The following sections describe the two options for transforming datasets that are available in Driverless AI:

Transform dataset
Fit and transform dataset

Notes:

To avoid leakage, the result of transformations should not be used for training unless enable_target_encoding='off'.

Transform dataset¶

The following steps describe how to transform a dataset with the Transform dataset option, which transforms the dataset without fitting.

Notes:

Don’t use this option for training unless enable_target_encoding='off'.
This transformation uses the experiment’s full model pipeline, except instead of generating predictions, it generates the transformation before the model is applied.
For ensembles of folds or models, for each row, numeric values are averaged, and one (last) value is taken for non-numeric values.

Select the dataset that you want to transform.
Select the columns you want to include in the transformation frame. To confirm your selection, click Done. The dataset transformation job is added to the pending jobs queue.
When the transformed dataset is ready, click Download transformed dataset. Specify a filename for the dataset, then click the Download button to download the transformed dataset.

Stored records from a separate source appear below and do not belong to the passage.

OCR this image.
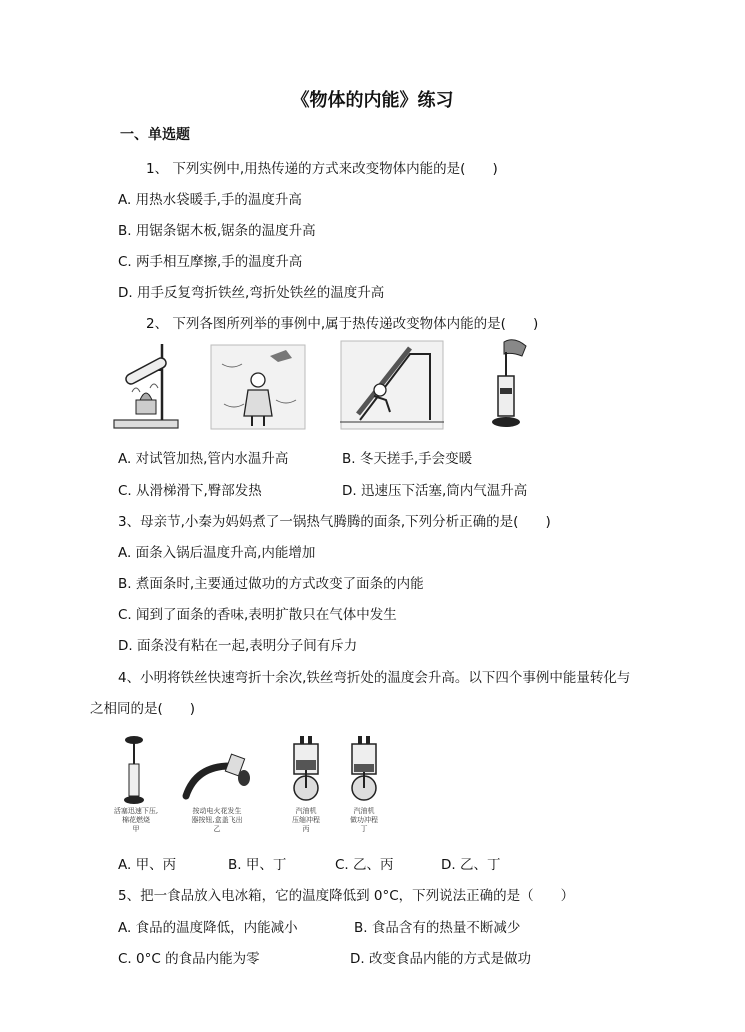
《物体的内能》练习
一、单选题
1、 下列实例中,用热传递的方式来改变物体内能的是(　　)
A. 用热水袋暖手,手的温度升高
B. 用锯条锯木板,锯条的温度升高
C. 两手相互摩擦,手的温度升高
D. 用手反复弯折铁丝,弯折处铁丝的温度升高
2、 下列各图所列举的事例中,属于热传递改变物体内能的是(　　)
A. 对试管加热,管内水温升高	B. 冬天搓手,手会变暖
C. 从滑梯滑下,臀部发热	D. 迅速压下活塞,筒内气温升高
3、母亲节,小秦为妈妈煮了一锅热气腾腾的面条,下列分析正确的是(　　)
A. 面条入锅后温度升高,内能增加
B. 煮面条时,主要通过做功的方式改变了面条的内能
C. 闻到了面条的香味,表明扩散只在气体中发生
D. 面条没有粘在一起,表明分子间有斥力
4、小明将铁丝快速弯折十余次,铁丝弯折处的温度会升高。以下四个事例中能量转化与
之相同的是(　　)
活塞迅速下压,
棉花燃烧
甲
按动电火花发生
器按钮,盒盖飞出
乙
汽油机
压缩冲程
丙
汽油机
做功冲程
丁
A. 甲、丙	B. 甲、丁	C. 乙、丙	D. 乙、丁
5、把一食品放入电冰箱，它的温度降低到 0°C，下列说法正确的是（　　）
A. 食品的温度降低，内能减小	B. 食品含有的热量不断减少
C. 0°C 的食品内能为零	D. 改变食品内能的方式是做功
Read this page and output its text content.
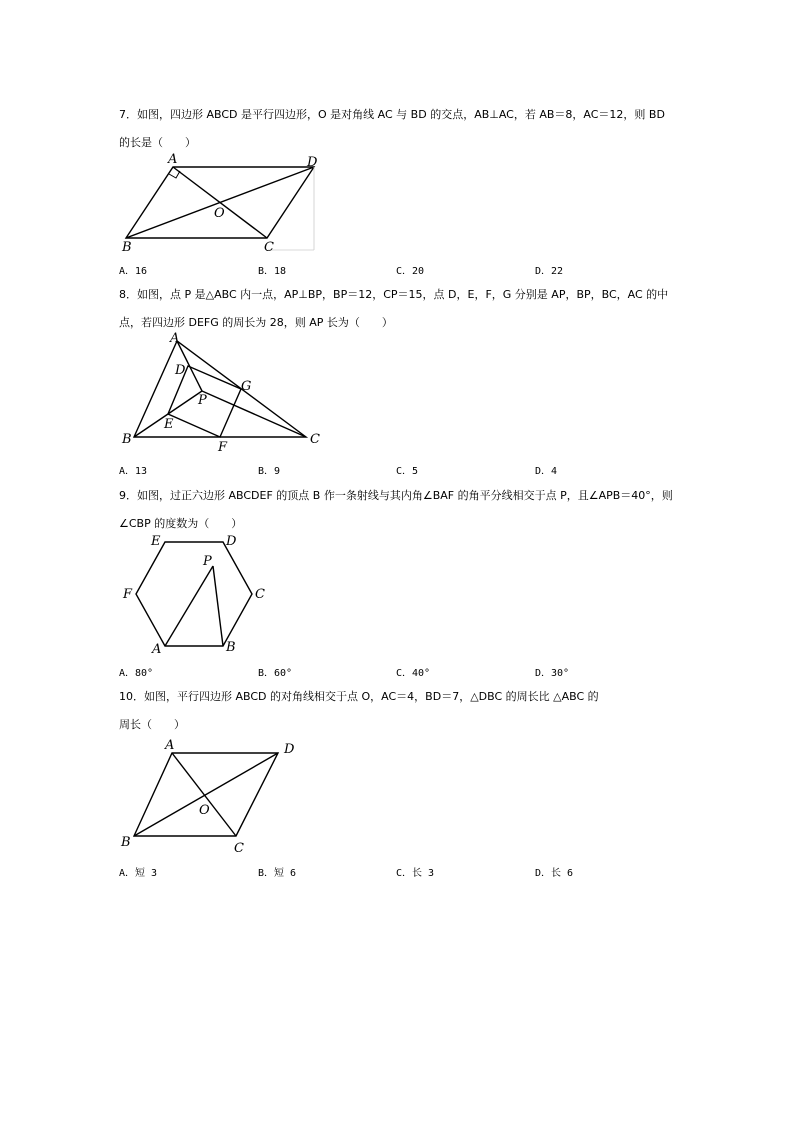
7．如图，四边形 ABCD 是平行四边形，O 是对角线 AC 与 BD 的交点，AB⊥AC，若 AB＝8，AC＝12，则 BD
的长是（　　）
A	D
O
B	C
A．16	B．18	C．20	D．22
8．如图，点 P 是△ABC 内一点，AP⊥BP，BP＝12，CP＝15，点 D，E，F，G 分别是 AP，BP，BC，AC 的中
点，若四边形 DEFG 的周长为 28，则 AP 长为（　　）
A
D
G
P
E
B
F
C
A．13	B．9	C．5	D．4
9．如图，过正六边形 ABCDEF 的顶点 B 作一条射线与其内角∠BAF 的角平分线相交于点 P，且∠APB＝40°，则
∠CBP 的度数为（　　）
E	D
P
F	C
A	B
A．80°	B．60°	C．40°	D．30°
10．如图，平行四边形 ABCD 的对角线相交于点 O，AC＝4，BD＝7，△DBC 的周长比 △ABC 的
周长（　　）
A	D
O
B	C
A．短 3	B．短 6	C．长 3	D．长 6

Fit and transform dataset¶

The following steps describe how to transform a dataset with the Fit & Transform dataset option, which both fits and transforms the dataset.

Notes:

Don’t use this option for training unless enable_target_encoding='off'.
This functionality is not available for Time Series experiments when time_series_recipe=true. (That is, when the lag-based recipe is used.)
This functionality provides the pipeline (engineered features) of the best individual model of the experiment, not the full pipeline of all models and folds.

On the completed experiment page for the original dataset, click Model Actions -> Fit & Transform Dataset.
Select the new training dataset that you want to transform. Note that this must have the same number of columns as the original dataset.
Select one of the following options:
- Default: The validation split ratio is set to 0.
- With validation dataset: Specify a validation dataset to use with this dataset. The validation split ratio is set to 0.2.
- With training data split: Split the training data. The validation split ratio is set to 0.2.
Note: To ensure that the transformed dataset respects the row order, choose a validation dataset instead of splitting the training data. Splitting the training data results in a shuffling of the row order.
Optionally specify a test dataset. If specified, then the output also includes the final test dataset for final scoring.
Click Launch Transformation.

The following datasets are made available for download upon successful completion:

Training dataset (not for cross validation)
Validation dataset for parameter tuning
Test dataset for final scoring. This option is available if a test dataset was used.